Florida Bill Seeks to Curb Medical Malpractice Claims

The Republican-controlled Florida Legislature is pushing ahead this year with changes meant to curb medical malpractice lawsuits against doctors.

This effort is being criticized as an attack on the privacy rights of patients and comes at a time when fewer medical malpractice claims are being filed, according to state regulators.

Lawmakers are seeking to make it harder to prove a doctor has committed medical malpractice and to permit an attorney to privately interview doctors without the patient or patient’s attorney in the same room.

Rep. Matt Gaetz, R-Fort Walton Beach and sponsor of the House bill, said his legislation will make Florida more attractive for doctors. One of the aims of his legislation is to cut down on the number of unneeded tests given by doctors to ward off potential lawsuits, he said.

“This will be a great place to practice medicine,” Gaetz said.

A House panel on Monday became the third committee to approve the bill (HB 385). A similar version is now moving in the Senate as well.

Opponents of the bill sharply criticized the legislation. Orlando personal injury attorney Maria Tejedor said the proposal will destroy the relationship between doctors and patients.

Tejedor also warned that the standard of proof included in the bill was so tough that it could allow a doctor to escape punishment even if that physician failed to recommend a mammogram for a female patient who ultimately came down with breast cancer.

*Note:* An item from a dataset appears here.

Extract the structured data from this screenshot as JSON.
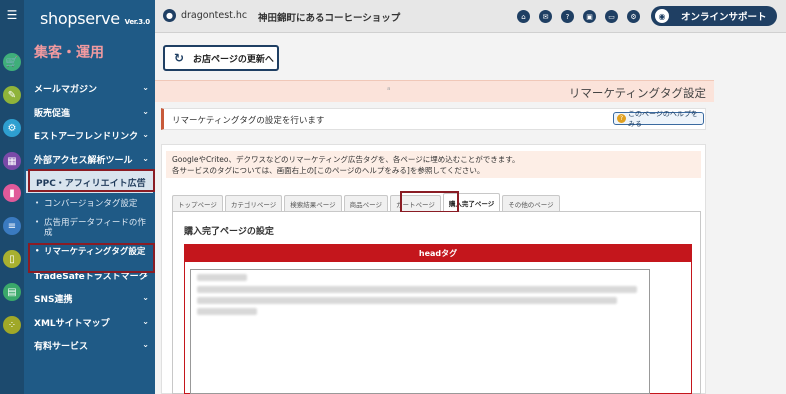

“That woman would need to virtually prove that doctor intended to give her terminal cancer,” Tejedor told legislators.

Gaetz insisted that physicians would still be held responsible for their actions, but said that sometimes there are “bad outcomes” in medicine. He also downplayed the privacy issue, saying that anyone who sues for malpractice is losing their ability to keep their medical history private.

Florida already has a very complicated process for medical malpractice lawsuits that requires a patient to submit a statement from a medical expert backing up a negligence claim. Doctors must also be told ahead of time that they may be sued.

Gaetz’s bill would allow attorneys representing a doctor to privately interview other doctors who treated the patient during the time period before the lawsuit is filed.

In 2003, legislators enacted major changes to the state’s medical malpractice laws, including placing limits on damages that can be paid out in certain malpractice cases. A report released by state regulators last fall said that the changes have worked and that the number of closed malpractice claims in 2010 was lower than in 2009.

The Office of Insurance Regulation report also pointed out that on average malpractice insurance premiums dropped for physicians and surgeons, although rates for nurses and some specialists had gone up.

Gaetz and some other Republicans this year also wanted to give sovereign immunity protections to emergency room physicians.

But he acknowledged on Monday that the financial cost for the state was too great and he removed that provision from the bill. One estimate said having the state shield emergency room doctors would have cost taxpayers as much as $24 million a year.

The Senate is pushing ahead with a similar malpractice bill (SB 1506). That legislation also includes a provision to allow optometrists to prescribe certain drugs.